Try this taste test:
1. Take a small DMZ segment and insert an up-to-date sniffer in passive mode (with the sniffer having its active IP on a completely separate segment isolated from this segment, and also isolated from any internal LAN as this test will have risk). Get it configured to alert you 24x7 when bad things happen; e.g. email to text messaging script.
2. Take a current production Windows server load, apply all the available service patches and packs to be fair, add Microsoft DNS and run it on a public IP on the DMZ segment, with no third party host, firewall, ACL-enabled filtering router.
3. Take a second server and load OpenBSD or hardened Linux (hardened Gentoo, with PaX/GrSecurity is easy to do and well documented and supported.)
4. Run until you get compromised.
If you're on a well travelled public subnet, you'll start seeing scans almost immediately. It took me six days to have someone return to the windows box and start attacking it. I killed the project at that point by dropping the subnet altogether. The hardened Linux host was repeatedly scanned by numerous hosts and ignored. Granted, it's not a scientific approach in that the bad guys just were not interested in the hardened host, but the real world value is the knowledge of which system they feel is easy enough to break. The black hats know which OS is the brittle one...
So instead of smearing Linux like they used to, there recommending that IT managers actually use metrics and eveluate the platforms. WTF?
Let me help you: The main reasons are:
- Avoiding vendor lock-in. This is a long-term cost reducing strategy, because it increases competition.
- Increasing agility. Many companies are now actually modifying the platfom to meet their needs. There are different levels of this - many don't involve changing software.
- Reducing licensing costs. This is really a small issue for most businesses.
The problem is that Microsoft cannot compete on the first two points.Show us the money! This is an easy claim to make...
Bait and switch? "Don't use Linux it's brittle." ... but ... "It's about issues of cost and vendor now."
Has he ever read one of Microsoft's EULAs???! What a dick. That's the choice of the author. Microsoft will choose differently than RedHat. His implying that in europe, software has been hampered because software patents exists, but are unenforceable.
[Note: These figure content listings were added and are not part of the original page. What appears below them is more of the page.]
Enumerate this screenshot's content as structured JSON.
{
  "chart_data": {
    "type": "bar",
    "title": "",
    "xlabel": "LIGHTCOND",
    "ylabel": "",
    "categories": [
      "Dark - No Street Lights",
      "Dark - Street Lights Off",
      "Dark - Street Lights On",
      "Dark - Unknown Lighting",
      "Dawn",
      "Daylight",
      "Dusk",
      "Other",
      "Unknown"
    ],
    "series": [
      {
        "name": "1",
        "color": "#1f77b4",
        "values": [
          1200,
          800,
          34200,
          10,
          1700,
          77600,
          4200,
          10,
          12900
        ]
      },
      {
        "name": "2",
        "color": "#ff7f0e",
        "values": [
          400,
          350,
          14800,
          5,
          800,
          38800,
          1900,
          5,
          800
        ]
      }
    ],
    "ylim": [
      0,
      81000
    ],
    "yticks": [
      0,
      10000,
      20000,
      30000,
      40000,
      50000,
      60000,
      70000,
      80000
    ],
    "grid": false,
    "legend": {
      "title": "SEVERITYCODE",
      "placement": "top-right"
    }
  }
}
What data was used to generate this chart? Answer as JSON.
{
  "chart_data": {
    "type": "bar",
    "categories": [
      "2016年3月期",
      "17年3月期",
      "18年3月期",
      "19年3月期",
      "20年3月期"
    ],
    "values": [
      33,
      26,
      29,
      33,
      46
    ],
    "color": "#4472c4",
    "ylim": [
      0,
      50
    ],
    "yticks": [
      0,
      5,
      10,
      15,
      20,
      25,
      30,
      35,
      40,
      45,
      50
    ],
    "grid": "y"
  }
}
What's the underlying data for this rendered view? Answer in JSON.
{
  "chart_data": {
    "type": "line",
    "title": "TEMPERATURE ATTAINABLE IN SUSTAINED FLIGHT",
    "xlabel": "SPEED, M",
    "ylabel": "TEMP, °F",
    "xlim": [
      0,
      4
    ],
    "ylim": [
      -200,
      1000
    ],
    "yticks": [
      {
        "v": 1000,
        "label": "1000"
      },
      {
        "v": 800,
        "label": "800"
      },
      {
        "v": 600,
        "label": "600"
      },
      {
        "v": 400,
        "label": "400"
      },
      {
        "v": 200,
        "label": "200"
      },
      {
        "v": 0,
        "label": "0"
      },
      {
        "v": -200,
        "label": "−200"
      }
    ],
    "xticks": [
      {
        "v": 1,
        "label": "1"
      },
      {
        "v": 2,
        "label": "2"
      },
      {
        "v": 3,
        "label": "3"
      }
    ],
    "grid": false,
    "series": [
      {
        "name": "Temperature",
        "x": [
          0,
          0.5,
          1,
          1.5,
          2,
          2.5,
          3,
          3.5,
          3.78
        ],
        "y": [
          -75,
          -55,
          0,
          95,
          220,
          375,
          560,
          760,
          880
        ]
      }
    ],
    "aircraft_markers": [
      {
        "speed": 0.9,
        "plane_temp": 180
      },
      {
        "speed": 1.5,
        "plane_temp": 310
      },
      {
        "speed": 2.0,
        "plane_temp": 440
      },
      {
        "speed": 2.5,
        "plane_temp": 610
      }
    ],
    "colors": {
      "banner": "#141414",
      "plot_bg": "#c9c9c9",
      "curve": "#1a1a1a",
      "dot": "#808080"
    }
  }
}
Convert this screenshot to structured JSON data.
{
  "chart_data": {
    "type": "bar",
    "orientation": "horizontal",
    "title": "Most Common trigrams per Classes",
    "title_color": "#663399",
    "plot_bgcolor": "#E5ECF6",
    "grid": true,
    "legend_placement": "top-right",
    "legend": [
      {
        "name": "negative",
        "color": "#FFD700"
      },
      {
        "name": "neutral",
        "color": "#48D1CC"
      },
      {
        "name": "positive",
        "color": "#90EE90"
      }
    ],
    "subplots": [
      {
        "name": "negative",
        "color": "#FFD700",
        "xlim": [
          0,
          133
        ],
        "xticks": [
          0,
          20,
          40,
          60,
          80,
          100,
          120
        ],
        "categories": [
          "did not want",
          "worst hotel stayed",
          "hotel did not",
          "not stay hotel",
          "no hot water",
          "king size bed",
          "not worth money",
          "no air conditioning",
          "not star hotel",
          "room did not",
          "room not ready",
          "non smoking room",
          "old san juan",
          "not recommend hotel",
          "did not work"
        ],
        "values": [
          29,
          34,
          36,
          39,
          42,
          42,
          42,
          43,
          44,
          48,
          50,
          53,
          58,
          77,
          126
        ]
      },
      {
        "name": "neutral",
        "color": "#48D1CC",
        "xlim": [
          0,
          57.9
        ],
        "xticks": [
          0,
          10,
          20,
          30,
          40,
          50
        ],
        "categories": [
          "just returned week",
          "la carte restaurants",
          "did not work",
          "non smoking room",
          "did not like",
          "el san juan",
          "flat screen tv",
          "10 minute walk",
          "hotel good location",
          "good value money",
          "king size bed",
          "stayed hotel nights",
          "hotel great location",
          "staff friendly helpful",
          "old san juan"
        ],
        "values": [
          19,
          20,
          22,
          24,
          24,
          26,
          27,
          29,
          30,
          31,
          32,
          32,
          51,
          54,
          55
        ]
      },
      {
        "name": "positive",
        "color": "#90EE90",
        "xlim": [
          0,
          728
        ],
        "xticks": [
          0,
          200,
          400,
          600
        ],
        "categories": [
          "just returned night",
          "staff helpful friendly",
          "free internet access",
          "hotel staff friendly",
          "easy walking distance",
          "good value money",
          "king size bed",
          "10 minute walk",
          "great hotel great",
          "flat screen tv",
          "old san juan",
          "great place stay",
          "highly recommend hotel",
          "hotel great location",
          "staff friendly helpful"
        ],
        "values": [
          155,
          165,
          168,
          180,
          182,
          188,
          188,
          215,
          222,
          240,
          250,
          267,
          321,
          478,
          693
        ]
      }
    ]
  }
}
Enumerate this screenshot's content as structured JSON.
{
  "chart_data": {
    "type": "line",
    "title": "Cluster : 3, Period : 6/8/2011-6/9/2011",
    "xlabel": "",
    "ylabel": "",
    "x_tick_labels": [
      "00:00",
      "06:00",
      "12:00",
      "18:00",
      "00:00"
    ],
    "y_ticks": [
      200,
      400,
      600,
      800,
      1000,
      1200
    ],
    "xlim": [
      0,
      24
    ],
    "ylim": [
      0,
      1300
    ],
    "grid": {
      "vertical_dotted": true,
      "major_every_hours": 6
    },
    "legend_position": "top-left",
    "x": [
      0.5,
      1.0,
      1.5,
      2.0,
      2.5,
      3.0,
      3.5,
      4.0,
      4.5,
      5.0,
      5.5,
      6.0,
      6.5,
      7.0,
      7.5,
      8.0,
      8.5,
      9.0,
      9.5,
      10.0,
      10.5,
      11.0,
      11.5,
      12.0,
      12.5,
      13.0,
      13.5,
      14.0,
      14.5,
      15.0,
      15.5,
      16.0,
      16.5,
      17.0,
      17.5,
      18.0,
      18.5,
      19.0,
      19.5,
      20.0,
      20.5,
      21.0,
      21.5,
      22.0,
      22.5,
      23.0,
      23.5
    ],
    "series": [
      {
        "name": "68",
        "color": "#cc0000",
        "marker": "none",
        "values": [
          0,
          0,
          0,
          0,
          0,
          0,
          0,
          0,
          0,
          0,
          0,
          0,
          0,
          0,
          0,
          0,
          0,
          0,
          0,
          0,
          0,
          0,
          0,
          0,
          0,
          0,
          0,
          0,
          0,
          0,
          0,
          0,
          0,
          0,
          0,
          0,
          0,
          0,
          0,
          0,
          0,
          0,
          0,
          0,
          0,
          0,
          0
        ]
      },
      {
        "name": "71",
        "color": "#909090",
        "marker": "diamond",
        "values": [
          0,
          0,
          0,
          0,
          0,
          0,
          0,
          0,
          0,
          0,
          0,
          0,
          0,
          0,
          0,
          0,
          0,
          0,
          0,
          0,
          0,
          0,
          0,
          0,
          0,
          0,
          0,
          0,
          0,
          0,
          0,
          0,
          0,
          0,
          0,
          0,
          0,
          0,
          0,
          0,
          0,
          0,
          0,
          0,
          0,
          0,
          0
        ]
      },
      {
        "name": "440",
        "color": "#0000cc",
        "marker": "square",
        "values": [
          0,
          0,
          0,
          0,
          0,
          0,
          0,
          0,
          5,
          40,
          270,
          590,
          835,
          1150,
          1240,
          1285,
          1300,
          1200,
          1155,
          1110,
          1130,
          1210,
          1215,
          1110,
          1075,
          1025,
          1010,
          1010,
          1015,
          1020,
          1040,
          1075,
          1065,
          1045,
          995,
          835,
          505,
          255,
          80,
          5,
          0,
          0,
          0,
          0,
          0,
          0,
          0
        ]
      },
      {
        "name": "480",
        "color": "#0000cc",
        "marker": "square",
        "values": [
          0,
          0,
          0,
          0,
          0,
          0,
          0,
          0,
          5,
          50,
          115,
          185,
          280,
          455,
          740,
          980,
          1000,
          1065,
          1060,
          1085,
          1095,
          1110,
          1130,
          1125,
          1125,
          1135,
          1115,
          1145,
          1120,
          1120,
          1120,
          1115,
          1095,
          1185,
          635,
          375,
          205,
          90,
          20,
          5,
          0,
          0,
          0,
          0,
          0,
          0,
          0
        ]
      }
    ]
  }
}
It's a shame it doesn't show in the products.Don't give any evidence that Linux actually IS brittle. And it's nonsense. Linux is more agile than any Windows OS.
A little while ago I was called in to teach a Solaris course. I asked the lab admins to install the Solaris Community CD. They were like "Oh, no. We've got a system that works. We don't want to change anything". The fear in their voice was palpable.
I was dumfounded for a second. All I was asking them to do was add a CD's worth of random software. Nothing was even being enabled... then it dawned on me. "Oh. You're used to Windows aren't you? This is Unix. It's actually stable when you add software to it.
Ultimately I had my students add in the software. It was easier. I just mounted the CD image and made it available by NFS. They installed the software and all was well.
The fact that people are so scared of making changes to Windows disgusts me, but I don't think it's going to change. It's part of their FUD campaign. "If WIndows is so bad, what's it going to be like to go to a new system?"
Sometimes boldness is in fashion. Sometimes only the brave will be bold.
A. "From a software perspective, we don't think the patent system is perfect... But when I look at the software industry today, we've been getting a lot of innovation from Microsoft, IBM, Oracle, Adobe, the list goes on..."
A few weeks ago we had an interview from Steve Ballmer saying that Oracle didn't innovate. Seems that MS needs to coordinate their FUD better.